Gaius inspirò profondamente e fece per andarsene, ma Galvano lo richiamò.

 

« Hai saputo nulla da Merlino? »

 

Il cerusico scosse la testa lentamente.

 

« Sono tre mesi che non ho più sue notizie »

 

« Potrebbe essere implicato »

 

Era stato Agravaine a parlare, il volto smagrito per la preoccupazione.

 

« È assurdo quello che dite, ve l'assicuro. Non conosco nessuno che sia fedele ad Artù più di.. »

 

« Potrebbe aver finto per tutto questo tempo. Non darei niente per scontato, Gaius. Potrebbe averci ingannati tutti e aver messo in piedi un tale piano. Come dici tu, nessuno è più vicino al Re del suo servitore e.. »

 

« Insomma, è di Merlino che si parla! Suvvia, non iniziamo ad essere così paranoici »

 

« Ragiona, Elyan! Sparisce Artù e, dopo poche ore, anche Merlino lascia Camelot. È quantomeno sospetto! »

 

« Io so solo che Merlino non ci penserebbe due volte prima di sacrificarsi per il bene del suo Re. Si è messo sulle sue tracce da solo, prima di chiunque altro, nella speranza di trovarlo. Invece » e si rivolse a Leon « dovremmo trovare qualcuno che se ne intenda di magia »

 

Parsifal sussultò.

 

« I druidi! »

 

« Come? »

 

« Possiamo chiedere aiuto ai druidi. »

 

« Non ce lo concederanno »

 

« Possiamo sempre tentare »

 

L'idea venne accolta. All'alba, Galvano ed Elyan erano partiti con altri uomini alla ricerca di un qualunque accampamento druido.

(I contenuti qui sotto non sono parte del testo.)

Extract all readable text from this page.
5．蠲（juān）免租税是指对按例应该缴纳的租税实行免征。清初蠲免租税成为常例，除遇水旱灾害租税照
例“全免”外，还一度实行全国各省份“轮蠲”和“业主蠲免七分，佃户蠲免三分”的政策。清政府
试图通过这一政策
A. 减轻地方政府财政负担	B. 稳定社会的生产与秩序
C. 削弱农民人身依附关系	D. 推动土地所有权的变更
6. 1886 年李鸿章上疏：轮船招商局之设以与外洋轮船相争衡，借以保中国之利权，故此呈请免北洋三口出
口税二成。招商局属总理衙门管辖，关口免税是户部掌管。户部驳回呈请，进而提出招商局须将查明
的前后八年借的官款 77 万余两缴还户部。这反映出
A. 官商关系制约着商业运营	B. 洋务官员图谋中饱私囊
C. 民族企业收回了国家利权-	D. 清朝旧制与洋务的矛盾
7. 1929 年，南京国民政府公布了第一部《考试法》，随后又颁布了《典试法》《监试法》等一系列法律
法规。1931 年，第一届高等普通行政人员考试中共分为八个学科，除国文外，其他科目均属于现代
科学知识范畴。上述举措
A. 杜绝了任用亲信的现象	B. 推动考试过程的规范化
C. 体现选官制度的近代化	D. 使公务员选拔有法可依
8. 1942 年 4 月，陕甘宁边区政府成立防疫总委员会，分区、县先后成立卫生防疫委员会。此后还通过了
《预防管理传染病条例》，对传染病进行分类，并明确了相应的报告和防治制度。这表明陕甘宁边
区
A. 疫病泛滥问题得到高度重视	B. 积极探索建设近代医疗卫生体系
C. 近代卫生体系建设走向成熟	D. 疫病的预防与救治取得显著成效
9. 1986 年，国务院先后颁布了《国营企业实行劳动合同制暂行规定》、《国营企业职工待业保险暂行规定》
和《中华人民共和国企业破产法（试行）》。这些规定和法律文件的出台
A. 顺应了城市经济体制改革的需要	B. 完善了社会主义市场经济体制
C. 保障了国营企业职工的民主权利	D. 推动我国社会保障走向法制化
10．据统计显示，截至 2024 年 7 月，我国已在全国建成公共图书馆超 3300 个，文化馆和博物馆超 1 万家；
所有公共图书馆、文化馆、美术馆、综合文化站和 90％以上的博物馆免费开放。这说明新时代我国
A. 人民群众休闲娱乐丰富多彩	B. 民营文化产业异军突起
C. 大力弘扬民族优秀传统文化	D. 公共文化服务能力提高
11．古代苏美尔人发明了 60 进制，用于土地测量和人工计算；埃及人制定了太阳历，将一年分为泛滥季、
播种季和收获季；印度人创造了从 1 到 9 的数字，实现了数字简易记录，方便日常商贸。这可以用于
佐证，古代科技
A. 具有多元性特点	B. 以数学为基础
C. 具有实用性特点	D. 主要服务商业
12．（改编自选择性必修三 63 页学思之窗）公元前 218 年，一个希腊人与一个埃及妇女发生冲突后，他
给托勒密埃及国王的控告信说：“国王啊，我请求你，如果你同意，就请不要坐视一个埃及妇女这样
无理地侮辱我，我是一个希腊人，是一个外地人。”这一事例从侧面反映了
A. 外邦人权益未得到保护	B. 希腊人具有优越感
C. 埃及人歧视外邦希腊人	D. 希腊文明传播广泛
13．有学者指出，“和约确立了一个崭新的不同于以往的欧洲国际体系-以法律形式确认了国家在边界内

Forse le speranze non erano del tutto perdute.

 

 

 

 

 

 

 

 



Avevano sorvolato laghi e colline, città e pianure deserte, volando per un tempo interminabile. Due giorni prima erano giunti in vista di uno sconfinato territorio innevato. Il freddo si faceva sentire ed il naso del mago aveva acquisito la temperatura di un pezzo di ghiaccio.

 

« Questi sono i luoghi che Anobaith preferisce »

 

« Ama il freddo, eh? »

 

« Sei giovane, Merlino, e non comprendi la bellezza di questa visione »

 

No, il mago non capiva. Mentre era rimasto incantato nel vedere paesaggi variopinti scivolare sotto di loro a velocità ineguagliabili – al punto che quasi dimenticava la motivazione del suo viaggio – la vista monotona di tutto quel bianco non faceva che renderlo irrequieto ed impaziente.

 

« Non siamo lontani, giovane mago »

 

Il drago stava ripetendo quella frase dal sorgere del sole.

 

A mezzodì, Kilgharrah iniziò a planare dolcemente. Merlino non ne comprendeva il motivo, non aveva notato mutazioni nel paesaggio – neve e pianura, pianura e neve – e, quando atterrò, affondando piacevolmente nella soffice neve, non poté evitare di emettere un suono di disappunto.

 

« Siamo arrivati, Merlino »

 

« Oh, certo. E dove, per la precisione? »

 

« La dimora di Anobaith è qui »

 

« I tuoi sensi devono essersi ingannati, perché.. »

 

« Questa è la banshee della disperazione. E la disperazione ha dimora nell'invisibile. »

 

Il mago iniziò a comprendere.

 

« Vuoi dire che la sua tana è invisibile? »

 

« La vista della dimora è preclusa all'uomo. Ma a te, che sei Emrys, basterà concentrarti. »

 

Merlino si guardò intorno. Il cielo era terso ed il sole si rifletteva sulla piana con dolcezza, senza ferire lo sguardo. Non riusciva a percepire la presenza di alcunché.

 

« Tu la vedi? »

 

« Oh, sì »

 

« E me la indicheresti? »

 

L'unica risposta che ricevette fu una risata sommessa.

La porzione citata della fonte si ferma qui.